Thyssenkrupp und Nucera: Quartalszahlen belasten Aktien
Die jüngsten Quartalszahlen des Industriekonzerns Thyssenkrupp und seiner Tochtergesellschaft Nucera hinterlassen am Aktienmarkt deutliche Spuren. Beide Unternehmen zählen am Donnerstag zu den Schlusslichtern ihrer jeweiligen Indizes. Der enttäuschende operative Gewinn belastet den Mutterkonzern, während sich bei Nucera vor allem Fragen zur Umsatzentwicklung im Bereich Grüner Wasserstoff stellen.
Die Aktien von Thyssenkrupp brachen im MDax bis zum späten Vormittag beinahe um 10 Prozent auf 8,50 Euro ein. Bereits beim Börsenauftakt wurde die 50-Tage-Linie unterboten. Kurzzeitig fiel der Kurs bis auf 8,15 Euro, bevor sich eine leichte Erholung abzeichnete. Dennoch bleibt der Gewinn im Jahresverlauf angesichts der erwarteten Investitionen in die Rüstung in Deutschland und Europa insgesamt bemerkenswert hoch und steht aktuell bei fast 117 Prozent.
Für Thyssenkrupp Nucera zeigten sich im SDax Verluste von 4,8 Prozent, wobei die Aktie bei etwas über 9 Euro an ihrer 200-Tage-Linie Stabilität fand.

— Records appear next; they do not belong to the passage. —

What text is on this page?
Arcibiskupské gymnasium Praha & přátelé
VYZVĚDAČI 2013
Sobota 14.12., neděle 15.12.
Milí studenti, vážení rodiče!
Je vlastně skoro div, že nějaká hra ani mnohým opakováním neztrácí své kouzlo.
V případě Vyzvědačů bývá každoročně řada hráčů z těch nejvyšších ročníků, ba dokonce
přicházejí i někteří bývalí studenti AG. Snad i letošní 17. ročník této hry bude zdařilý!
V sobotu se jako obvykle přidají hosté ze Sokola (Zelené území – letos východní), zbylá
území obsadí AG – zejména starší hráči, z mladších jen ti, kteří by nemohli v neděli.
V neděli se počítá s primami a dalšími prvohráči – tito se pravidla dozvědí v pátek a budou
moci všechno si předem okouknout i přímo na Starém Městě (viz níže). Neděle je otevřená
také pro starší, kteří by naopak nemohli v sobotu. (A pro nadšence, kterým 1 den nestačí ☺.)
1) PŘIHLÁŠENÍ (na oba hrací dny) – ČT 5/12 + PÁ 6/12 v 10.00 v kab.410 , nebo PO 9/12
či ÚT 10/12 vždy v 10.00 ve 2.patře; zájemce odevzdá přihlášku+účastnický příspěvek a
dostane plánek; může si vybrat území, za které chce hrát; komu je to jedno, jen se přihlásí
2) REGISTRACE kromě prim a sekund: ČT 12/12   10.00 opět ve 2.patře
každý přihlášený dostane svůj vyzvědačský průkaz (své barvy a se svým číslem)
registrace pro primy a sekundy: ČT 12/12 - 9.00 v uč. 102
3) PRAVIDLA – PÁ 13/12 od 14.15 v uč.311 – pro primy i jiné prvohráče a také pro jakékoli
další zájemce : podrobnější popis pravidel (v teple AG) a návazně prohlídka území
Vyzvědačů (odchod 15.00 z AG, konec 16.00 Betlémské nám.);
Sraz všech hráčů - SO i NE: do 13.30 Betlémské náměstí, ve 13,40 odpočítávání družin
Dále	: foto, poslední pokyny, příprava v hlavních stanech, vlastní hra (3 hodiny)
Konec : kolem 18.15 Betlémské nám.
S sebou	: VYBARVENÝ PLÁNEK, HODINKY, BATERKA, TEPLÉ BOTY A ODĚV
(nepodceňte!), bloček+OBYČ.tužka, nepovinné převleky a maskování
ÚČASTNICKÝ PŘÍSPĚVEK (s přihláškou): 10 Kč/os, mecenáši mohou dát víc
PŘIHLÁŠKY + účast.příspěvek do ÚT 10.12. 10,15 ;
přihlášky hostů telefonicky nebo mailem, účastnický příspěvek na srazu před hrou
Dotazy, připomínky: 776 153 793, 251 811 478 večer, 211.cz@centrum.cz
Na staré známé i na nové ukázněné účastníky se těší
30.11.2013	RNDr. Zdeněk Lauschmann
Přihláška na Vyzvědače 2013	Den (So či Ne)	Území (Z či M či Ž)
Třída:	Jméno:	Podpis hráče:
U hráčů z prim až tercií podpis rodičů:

Analysten wiesen bei Thyssenkrupp auf ein bereinigtes Ebit im zweiten Geschäftsquartal hin, das die Erwartungen deutlich verfehlte. Dirk Schlamp von der DZ Bank betont, dass schwache Märkte und geplante Stillstände, speziell im Bereich Steel Europe, das Ergebnis dämpften. Ein Experte verwies zudem auf den niedrigen Auftragseingang und den schlechter als erwarteten negativen Barmittelfluss. Laut Christian Obst von der Baader Bank könnten die Jahresziele des Unternehmens nun zur Herausforderung werden.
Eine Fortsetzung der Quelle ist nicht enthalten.